JWT Refresh not working reliably. #306
Description
I'm running LearningHouse in docker, invoked with the following command
docker run --name learninghouse --rm -v brains:/learninghouse/brains -p 5000:5000 -e "LEARNINGHOUSE_HOST=0.0.0.0" -e "LEARNINGHOUSE_BASE_URL=http://helios" -e "LEARNINGHOUSE_LOGGING_LEVEL=DEBUG" -e LEARNINGHOUSE_JWT_SECRET="supersecret" -e "LEARNINGHOUSE_JWT_EXPIRE_MINUTES=600" ghcr.io/deroetzi/learninghouse:main
The JWT refresh seems unreliable.

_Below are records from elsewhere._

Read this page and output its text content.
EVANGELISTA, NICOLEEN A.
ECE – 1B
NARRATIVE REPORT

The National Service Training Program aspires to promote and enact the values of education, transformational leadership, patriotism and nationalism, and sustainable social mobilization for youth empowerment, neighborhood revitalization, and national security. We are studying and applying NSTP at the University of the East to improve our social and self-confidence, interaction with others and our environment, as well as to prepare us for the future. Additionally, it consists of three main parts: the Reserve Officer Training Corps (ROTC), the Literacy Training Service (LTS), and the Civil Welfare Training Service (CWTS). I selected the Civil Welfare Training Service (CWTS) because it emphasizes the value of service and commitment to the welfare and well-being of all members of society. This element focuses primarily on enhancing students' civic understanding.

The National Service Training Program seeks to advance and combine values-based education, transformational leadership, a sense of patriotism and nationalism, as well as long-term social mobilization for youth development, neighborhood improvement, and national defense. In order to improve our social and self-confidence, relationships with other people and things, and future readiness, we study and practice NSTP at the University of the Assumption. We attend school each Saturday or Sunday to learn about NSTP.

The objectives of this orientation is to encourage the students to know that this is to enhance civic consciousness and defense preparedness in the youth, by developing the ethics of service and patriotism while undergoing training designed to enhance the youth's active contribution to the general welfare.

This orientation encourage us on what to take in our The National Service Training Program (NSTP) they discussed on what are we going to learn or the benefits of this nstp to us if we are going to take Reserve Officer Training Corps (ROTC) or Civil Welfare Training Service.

Sometimes it will refresh expected, others it will fail as seen in the logs below:
2024-04-27 14:58:42.956 | INFO | learninghouse.services.auth:create_token:60 - Admin user logged in sucessfully
2024-04-27 14:58:42.957 | INFO | uvicorn.protocols.http.httptools_impl:send:496 - 10.10.10.199:52153 - "POST /api/auth/token HTTP/1.1" 200
2024-04-27 14:58:42.977 | INFO | uvicorn.protocols.http.httptools_impl:send:496 - 10.10.10.199:52153 - "GET /api/brains/info HTTP/1.1" 200
2024-04-27 14:58:49.998 | INFO | learninghouse.services.auth:refresh_token:72 - Admin token refreshed
2024-04-27 14:58:49.999 | INFO | uvicorn.protocols.http.httptools_impl:send:496 - 10.10.10.199:52165 - "PUT /api/auth/token HTTP/1.1" 200
2024-04-27 14:58:58.358 | ERROR | learninghouse.services.auth:verify_jwt:269 - No valid refresh token
2024-04-27 14:58:58.358 | WARNING | learninghouse.api.errors:learninghouse_exception_handler:166 - Could not validate credentials
2024-04-27 14:58:58.359 | INFO | uvicorn.protocols.http.httptools_impl:send:496 - 10.10.10.199:52172 - "PUT /api/auth/token HTTP/1.1" 401
The scenario above was:
- Log in as the admin user,
- wait ~10s
- Click the refresh token button, the token refresh succeeds
- wait ~10s
- Click the button again, the token refresh fails
This scenario is quite contrived, who sits there and and refreshes a token? The bug becomes an issue when the refresh fails and you get logged out every 60 seconds.